Se oyó un susurro. Era Fernanda que despertaba después de alumbrar a sus hijos. Todos la miraron con gran temor. Se acercaron despacio analizando su estado. Se percataron de que estuviera bien. Como la experiencia no había sido traumática ni mucho menos, Nandita tenía hambre. Pidió urgentemente algo que le mitigara esa sensación vacía que le habían dejado sus vástagos. Marcelo le preguntó a su mujer qué se le antojaba. Ella respondió que cualquier cosa menos lácteos. Ni queso ni leche ni nata. Miraron en la nevera y encontraron los restos de una ensalada de atún que había quedado de la cena. ¿Pero no hay pan? —preguntó ella con la esperanza de que le dieran un suculento bocadillo—. Todos callaron sin atreverse a mirarla hasta que Marcelo le dijo que se comiera la lechuga con tomates y atún con más aderezo. Fernanda lo miró con cariño y una vez que hubo engullido la comida expresó su torpeza dándose con la palma de la mano en la frente: “Pero que bruta y egoísta soy, ¿dónde están mis críos?!Quiero verlos ya!”. Nadie se atrevió a enseñárselos, entonces fue ella misma hasta el cesto y miró sin parpadear. Empezó a cogerlos. Los acarició y les fue poniendo nombre: Luis, Alfredo, Anita, Magda, Lucía, Josefa, Mario y Andrés.

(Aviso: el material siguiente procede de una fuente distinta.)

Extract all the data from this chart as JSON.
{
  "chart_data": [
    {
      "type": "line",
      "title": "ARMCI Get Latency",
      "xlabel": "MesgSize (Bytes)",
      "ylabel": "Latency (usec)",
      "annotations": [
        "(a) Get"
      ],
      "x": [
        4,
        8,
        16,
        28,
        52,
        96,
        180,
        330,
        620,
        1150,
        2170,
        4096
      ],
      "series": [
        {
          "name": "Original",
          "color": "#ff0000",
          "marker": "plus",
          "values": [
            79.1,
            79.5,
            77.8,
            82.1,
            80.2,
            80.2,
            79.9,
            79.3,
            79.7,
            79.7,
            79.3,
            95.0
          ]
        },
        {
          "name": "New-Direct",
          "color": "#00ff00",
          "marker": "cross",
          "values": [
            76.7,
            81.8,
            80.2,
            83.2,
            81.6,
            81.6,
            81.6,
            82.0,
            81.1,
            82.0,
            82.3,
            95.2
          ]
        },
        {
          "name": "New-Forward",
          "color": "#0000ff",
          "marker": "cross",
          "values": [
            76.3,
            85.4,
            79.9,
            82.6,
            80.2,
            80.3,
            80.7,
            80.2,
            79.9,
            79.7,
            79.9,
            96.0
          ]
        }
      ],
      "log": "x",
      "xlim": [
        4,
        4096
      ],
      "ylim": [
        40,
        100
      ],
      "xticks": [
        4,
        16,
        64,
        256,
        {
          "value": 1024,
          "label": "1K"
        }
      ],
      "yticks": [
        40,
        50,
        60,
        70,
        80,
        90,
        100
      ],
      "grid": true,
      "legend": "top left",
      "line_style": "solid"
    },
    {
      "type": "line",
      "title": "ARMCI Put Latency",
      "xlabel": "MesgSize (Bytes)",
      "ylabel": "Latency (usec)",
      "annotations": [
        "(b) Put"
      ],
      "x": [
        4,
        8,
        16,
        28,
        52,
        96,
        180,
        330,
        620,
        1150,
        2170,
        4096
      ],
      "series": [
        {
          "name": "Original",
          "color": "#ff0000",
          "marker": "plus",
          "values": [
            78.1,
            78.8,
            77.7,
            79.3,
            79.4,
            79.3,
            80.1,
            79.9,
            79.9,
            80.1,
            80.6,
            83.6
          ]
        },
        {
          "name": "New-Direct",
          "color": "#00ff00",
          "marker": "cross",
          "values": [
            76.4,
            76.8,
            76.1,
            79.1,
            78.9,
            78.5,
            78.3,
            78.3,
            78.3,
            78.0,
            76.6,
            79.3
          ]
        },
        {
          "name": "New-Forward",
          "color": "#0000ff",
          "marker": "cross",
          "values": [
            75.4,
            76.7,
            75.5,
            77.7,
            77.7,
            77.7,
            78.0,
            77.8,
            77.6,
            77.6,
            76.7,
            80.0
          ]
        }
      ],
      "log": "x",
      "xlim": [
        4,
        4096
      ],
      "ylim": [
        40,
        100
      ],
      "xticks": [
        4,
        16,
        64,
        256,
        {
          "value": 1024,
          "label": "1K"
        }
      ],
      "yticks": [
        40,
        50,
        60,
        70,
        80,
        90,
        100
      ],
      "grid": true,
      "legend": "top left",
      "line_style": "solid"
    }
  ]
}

Recostada al lado de la cuna entonaba una bella canción: “Por un pedazo de pan y un poco de vino he visto mucha gente encontrar un camino de amor, a un encuentro con dios…, un encuentro consigo”. Marcelo la miró como si ella se hubiera vuelto loca y lloró en silencio esa noche. Su llanto anegó las noches de toda la semana hasta que sus hijos se endurecieron. Un mes después fue necesario ocultarlos porque ya mostraban rastros de moho. A los tres meses los lloraron y los enterraron en el jardín. Pusieron una lápida con el nombre de todos y su fecha de nacimiento y defunción. Nanda se hizo más reservada y trató de ocultar su pena con un manto bajo el que se ocultaba cuando entraba a la iglesia.

Años más tarde esa historia resurgió y se esparció por un laboratorio en el que se hacía lectura y experimentos con los genes humanos. Frank Steiner les recordó a sus colaboradores que en efecto era posible alterar la cadena genética humana y que si se hacían los cambios necesarios cualquier mujer podría dar a luz un producto predecible. Nadie se lo creyó, pero él se puso manos a la obra. Contrató a una mujer que alquilaba su matriz y con una célula madre ya preparada, la injertó en el vientre. El resultado fue el mismo que había acontecido en el año 57. En una conferencia de prensa Steiner dijo que la ingeniería genética había llegado a niveles inimaginables y que, a diferencia de los alquimistas de la Edad Media, el hombre moderno era capaz no solo de crear vida y diseñar seres humanos, sino reproducir cualquier materia de forma natural.